SPORTS

Giving It Their Best Shot

On the golf tour,

July/August 2007

Reading time min

Giving It Their Best Shot

Photo: David Gonzales/Stanford Athletics

Lauren Todd swung her first club at age 3. Her father and brother had started playing golf, and she recalls that she didn’t want to be left behind. Zack Miller got his clubs when he turned 7. “My grandfather took me out and bought me a set for my birthday.”

This summer, the two senior varsity golfers are launching pro careers, but without the contracts and bonuses that student-athletes turning professional in football, basketball and baseball often enjoy. “It’s financially challenging,” says women’s head coach Caroline O’Connor, who played for two years on the Futures golf tour, the official developmental wing of the Ladies Professional Golf Association. “In golf, when you decide to turn pro, you’ve got nothing but your clubs.”

All-American Todd led the Cardinal women to a fifth-place finish at the NCAAs in May, and tied for ninth place individually by firing an 8-over-par 296 (70-74-76-76) at Daytona Beach’s Legends course. Following the best showing of her collegiate career, she will be playing on the qualifying LPGA circuit this summer—at a time when O’Connor says there are 100 players waiting to get into every tournament. How to measure success? Says Todd: “I’d be happy with full status on the Futures tour.”

Men’s head coach Conrad Ray, who won the Eaton Golf Pride Dave Williams Award as National Coach of the Year, and also was named Regional and Pac-10 Coach of the Year, says “Anyone can call himself a pro, but on the PGA tour, there’s a pretty elaborate process of qualifying stages. And you have to put up $4,000 to play the Open.”

Miller has been playing qualifying tournaments since his sophomore year. “You drive around every spring, hoping you have a hot hand, hoping you’re on top of your game and hitting it where you need to.” Last summer, he also decided to invest in lessons, find a personal swing coach and change to a long putter. “Before, I had the mindset that, ‘I can figure this out by myself, I know enough to go at it on my own,’” he says. “But I came to think that even the best players in the world have coaches.”

Ray has seen a lot of seniors at a similar fork in the road. “They have to decide, ‘Is golf going to be a career?’” For Miller, answering yes was a defining moment, Ray says. “I definitely encouraged him to seek someone out whose sole job was to help with swing mechanics, and his swing definitely improved and had more consistency.”

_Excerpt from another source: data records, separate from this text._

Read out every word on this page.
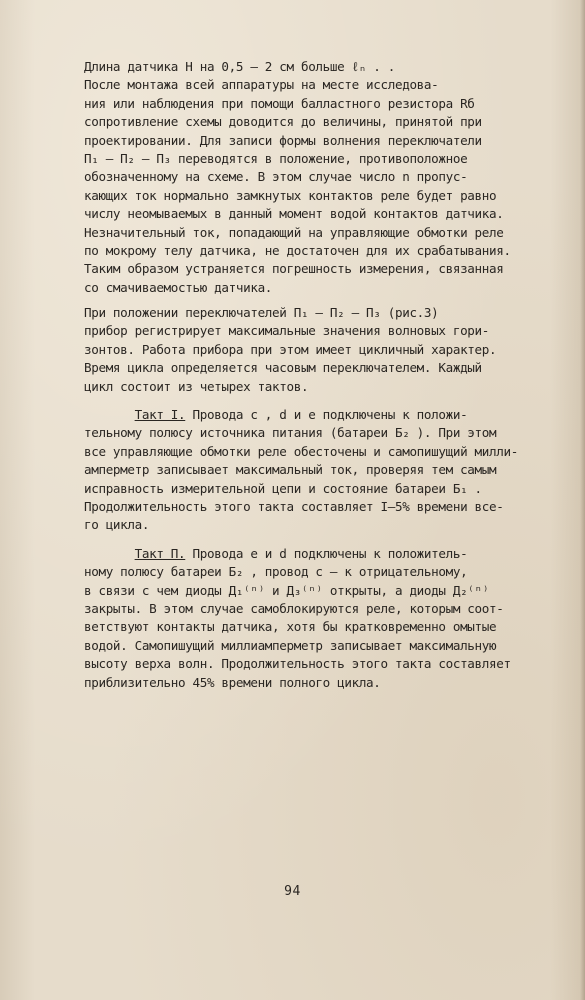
Длина датчика H на 0,5 – 2 см больше ℓₙ . .
После монтажа всей аппаратуры на месте исследова-
ния или наблюдения при помощи балластного резистора Rб
сопротивление схемы доводится до величины, принятой при
проектировании. Для записи формы волнения переключатели
П₁ – П₂ – П₃ переводятся в положение, противоположное
обозначенному на схеме. В этом случае число n пропус-
кающих ток нормально замкнутых контактов реле будет равно
числу неомываемых в данный момент водой контактов датчика.
Незначительный ток, попадающий на управляющие обмотки реле
по мокрому телу датчика, не достаточен для их срабатывания.
Таким образом устраняется погрешность измерения, связанная
со смачиваемостью датчика.
При положении переключателей П₁ – П₂ – П₃ (рис.3)
прибор регистрирует максимальные значения волновых гори-
зонтов. Работа прибора при этом имеет цикличный характер.
Время цикла определяется часовым переключателем. Каждый
цикл состоит из четырех тактов.
Такт I. Провода c , d и e подключены к положи-
тельному полюсу источника питания (батареи Б₂ ). При этом
все управляющие обмотки реле обесточены и самопишущий милли-
амперметр записывает максимальный ток, проверяя тем самым
исправность измерительной цепи и состояние батареи Б₁ .
Продолжительность этого такта составляет I–5% времени все-
го цикла.
Такт П. Провода e и d подключены к положитель-
ному полюсу батареи Б₂ , провод c – к отрицательному,
в связи с чем диоды Д₁⁽ⁿ⁾ и Д₃⁽ⁿ⁾ открыты, а диоды Д₂⁽ⁿ⁾
закрыты. В этом случае самоблокируются реле, которым соот-
ветствуют контакты датчика, хотя бы кратковременно омытые
водой. Самопишущий миллиамперметр записывает максимальную
высоту верха волн. Продолжительность этого такта составляет
приблизительно 45% времени полного цикла.
94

The Cardinal men were ranked No. 2 in the nation by Golfweek, after winning six of 11 regular-season tournaments. Seeded 12th, they won the NCAA championship in June, with Miller tying freshman Joseph Bramlett for 15th on the individual leaderboard. Miller says he had the benefit of the latest technology during his four years on the Farm (we’re talking TrackMan Launch Monitors that measure ball speed, spin and launch angle), but the personal touch also was a huge help: Tiger Woods, ’98, often drops by the Stanford golf course when he’s in the area.

“He drove up by himself [last fall], and he had his backwards hat on,” Miller begins, suddenly animated. “I’d only seen him on TV, so it’s weird knowing he actually exists. We watched him hit some balls—awesome. And he had lunch with us, and was talking about the Master’s like it was a junior tournament, and how he was playing horribly.”

Todd looks back on her collegiate career and points to the life lessons she’s learned on the signature courses she’s played, from Scotland’s St. Andrews to California’s Pebble Beach. “Everybody has rounds where you’re two- or three-over on the first six holes, and you get those strokes back with birdies,” she says. “You have to be a real optimist and know that one good shot can turn everything around.”

And when she’s challenged, as she was on the 16th hole of Utah’s Snow Canyon Country Club, at the NCAA western regionals in May? “If it’s an especially difficult shot, I want someone there to hold my hand,” Todd says. She waves her arms in the air, reprising the “Help!” signal she sent to O’Connor. “I’ve been known to flail.”

The Cardinal men won the 2007 NCAA championship on June 2—their first title since 1994, and eighth overall. Junior Rob Grube led with a 6-under 274, posting 18 birdies and finishing third individually.